Cherif Chekatt, 29, is accused of killing at least three people and wounding 13 others on Tuesday in a terrorist attack near the Christmas market in Strasbourg. French prosecutors said the suspect shouted the Arabic phrase “Allahu Akbar,” meaning “God is greatest,” at the time of the attack.
He was killed after a two-day manhunt that prompted a curfew in the eastern French city near the German border and forced the country to raise its national security threat level. Hundreds of police and military officers across three European countries were involved in the search.
Authorities said Chekatt entered the perimeter of the famed market, one of the oldest in Europe, by the city's Corbeau Bridge and started shooting at passers-by on the Rue des Orfèvres around 8 p.m., when many were in the middle of their Christmas shopping.
Anti-terror police flooded the market and tried to arrest the suspected gunman. He exchanged fire with security forces, suffering an injury to his arm. Chekatt used a handgun and a knife to kill people, Paris Prosecutor Remy Heitz said.
The suspected gunman then jumped into a taxi and fled the scene, Heitz said.
Soon after the attack, more than 700 police and military officers across three European countries joined the search and France raised its national security threat level to its highest status: “emergency terror attack.”
On Thursday, French police evacuated buildings and cordoned off the area where the suspected gunman fled. Chekatt has an extensive criminal background that includes 27 convictions in France, Germany and Switzerland, mostly for acts of robbery and violence.
In 2017, he was deported from Germany to France after the Interior Ministry in the German state of Baden-Wuerttemberg confirmed he had been convicted of break-ins and serious theft in 2016 and spent time in a German prison.
The suspected shooter also was known to prison officials for being radicalised and for his proselytizing behaviour in detention in 2015, Paris prosecutor Heitz said, adding that Chekatt had been incarcerated multiple times.

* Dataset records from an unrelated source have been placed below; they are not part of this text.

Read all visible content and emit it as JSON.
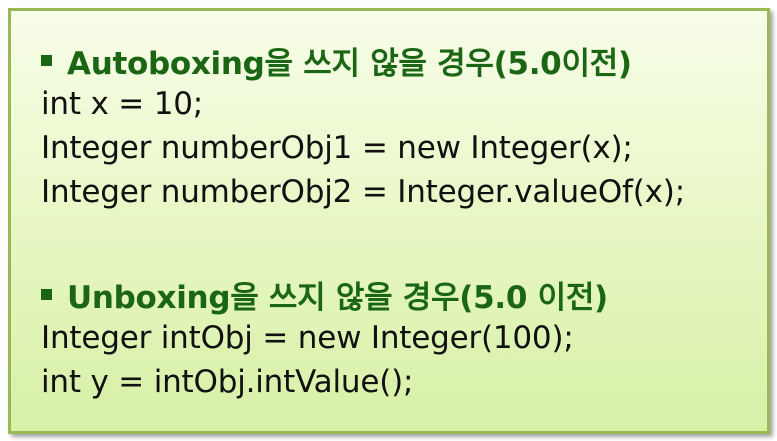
{
  "sections": [
    {
      "heading": "Autoboxing을 쓰지 않을 경우(5.0이전)",
      "lines": [
        "int x = 10;",
        "Integer numberObj1 = new Integer(x);",
        "Integer numberObj2 = Integer.valueOf(x);"
      ]
    },
    {
      "heading": "Unboxing을 쓰지 않을 경우(5.0 이전)",
      "lines": [
        "Integer intObj = new Integer(100);",
        "int y = intObj.intValue();"
      ]
    }
  ],
  "colors": {
    "heading": "#1b6614",
    "border": "#98b954",
    "background_top": "#f8fde9",
    "background_bottom": "#d7f0a6"
  }
}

He was on a French watch list called a “Fiche S” surveillance file. The “Fiche S” is a French terror and radicalisation watch list that includes thousands of people, some of whom are under active surveillance, meaning they are on law enforcement's radar.
Hours before the attack, French gendarmes tried to bring in Chekatt but found he wasn't home, a spokesperson for France's National Police told CNN earlier this week, without providing further details.